Ahora el grupo municipal está bajo presión por las tensiones de tesorería derivadas de la última decisión tomada, la reproducción del último cálculo de ingresos y gastos para 2019. Desde la oposición apuntan que “se trata de tensiones entre áreas de las instituciones por el presupuesto del año en curso porqué el presupuesto está prorrogado y no cubre todo el gastas las inversiones y gastos que reclaman los distintos departamentos”, según avanza Crónica Global.

PRESUPUESTO PRORROGADO

Las tensiones habrían llegado con la toma de posesión de la concejal de Hacienda, Montserrat Ballarín, pero no han sido ni mucho menos generadas por ella, que acaba de asumir el cargo. Las tensiones actualmente son atribuibles a los de BComú, que no lograron reunir apoyo para aprobar las cuentas en diciembre de 2018.

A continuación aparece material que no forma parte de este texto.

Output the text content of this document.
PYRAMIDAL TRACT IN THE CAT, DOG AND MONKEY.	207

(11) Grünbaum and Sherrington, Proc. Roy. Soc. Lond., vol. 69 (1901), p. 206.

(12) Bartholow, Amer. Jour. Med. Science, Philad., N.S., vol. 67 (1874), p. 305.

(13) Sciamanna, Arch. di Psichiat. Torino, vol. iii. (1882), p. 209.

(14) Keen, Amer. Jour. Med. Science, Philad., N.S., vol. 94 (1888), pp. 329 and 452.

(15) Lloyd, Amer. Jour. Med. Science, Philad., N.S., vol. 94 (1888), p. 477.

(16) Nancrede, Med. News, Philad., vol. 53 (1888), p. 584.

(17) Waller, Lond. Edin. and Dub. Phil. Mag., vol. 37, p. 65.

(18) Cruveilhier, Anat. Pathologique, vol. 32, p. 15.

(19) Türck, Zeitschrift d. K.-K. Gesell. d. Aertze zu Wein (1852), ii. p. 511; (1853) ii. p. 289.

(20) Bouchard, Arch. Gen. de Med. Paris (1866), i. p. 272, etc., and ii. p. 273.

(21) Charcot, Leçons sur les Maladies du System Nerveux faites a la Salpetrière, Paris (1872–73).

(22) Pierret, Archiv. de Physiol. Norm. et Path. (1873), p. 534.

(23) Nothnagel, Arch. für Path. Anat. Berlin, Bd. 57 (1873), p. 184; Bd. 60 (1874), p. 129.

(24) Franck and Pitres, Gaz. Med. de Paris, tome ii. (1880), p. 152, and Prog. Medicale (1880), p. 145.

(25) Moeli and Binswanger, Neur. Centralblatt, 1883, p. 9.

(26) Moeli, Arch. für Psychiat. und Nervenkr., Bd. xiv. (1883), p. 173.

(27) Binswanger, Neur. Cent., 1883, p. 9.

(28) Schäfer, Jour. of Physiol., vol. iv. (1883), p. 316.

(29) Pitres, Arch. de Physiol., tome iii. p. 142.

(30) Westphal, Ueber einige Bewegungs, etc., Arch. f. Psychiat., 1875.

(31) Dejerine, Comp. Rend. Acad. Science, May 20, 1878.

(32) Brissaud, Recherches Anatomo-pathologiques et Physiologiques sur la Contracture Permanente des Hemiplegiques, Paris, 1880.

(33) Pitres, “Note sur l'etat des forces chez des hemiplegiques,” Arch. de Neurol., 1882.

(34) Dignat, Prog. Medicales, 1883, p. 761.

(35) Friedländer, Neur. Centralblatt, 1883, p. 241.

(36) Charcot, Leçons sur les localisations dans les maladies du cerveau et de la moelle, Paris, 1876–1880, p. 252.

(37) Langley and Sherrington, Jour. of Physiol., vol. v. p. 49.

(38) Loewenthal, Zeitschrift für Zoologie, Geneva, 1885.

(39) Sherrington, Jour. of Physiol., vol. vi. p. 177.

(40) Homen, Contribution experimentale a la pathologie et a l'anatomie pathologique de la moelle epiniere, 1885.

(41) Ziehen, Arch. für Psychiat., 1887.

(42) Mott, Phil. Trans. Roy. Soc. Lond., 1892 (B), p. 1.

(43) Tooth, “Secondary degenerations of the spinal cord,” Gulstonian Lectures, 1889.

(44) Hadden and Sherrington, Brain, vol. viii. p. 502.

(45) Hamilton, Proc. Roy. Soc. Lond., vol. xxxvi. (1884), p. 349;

Desde el Ayuntamiento de la ciudad apuntan que el ejecutivo local “sigue igual, con el presupuesto prorrogado” y que es así desde diciembre de 2018, cuando el gobierno local liderado por Colau no convocó la comisión extraordinaria que debía haber reunido a los grupos municipales para aprobar el expediente de las cuentas de 2019.

140 MILLONES DE EUROS

A lo largo de este año Barcelona en Comú podría haber tratado de buscar consenso y aprobar unas nuevas cuentas, pero con la celebración de las elecciones del 26 de mayo no se pudo lograr.

Gerardo Pisarello, por su parte, presentó una propuesta de presupuestos municipales que contemplaba una partida de 140 millones de euros que dependía de a aprobación de las cuentas del Estado y de la Generalitat. Por contra, la partido no vio la luz porque ambas administraciones prorrogaron también sus cuentas.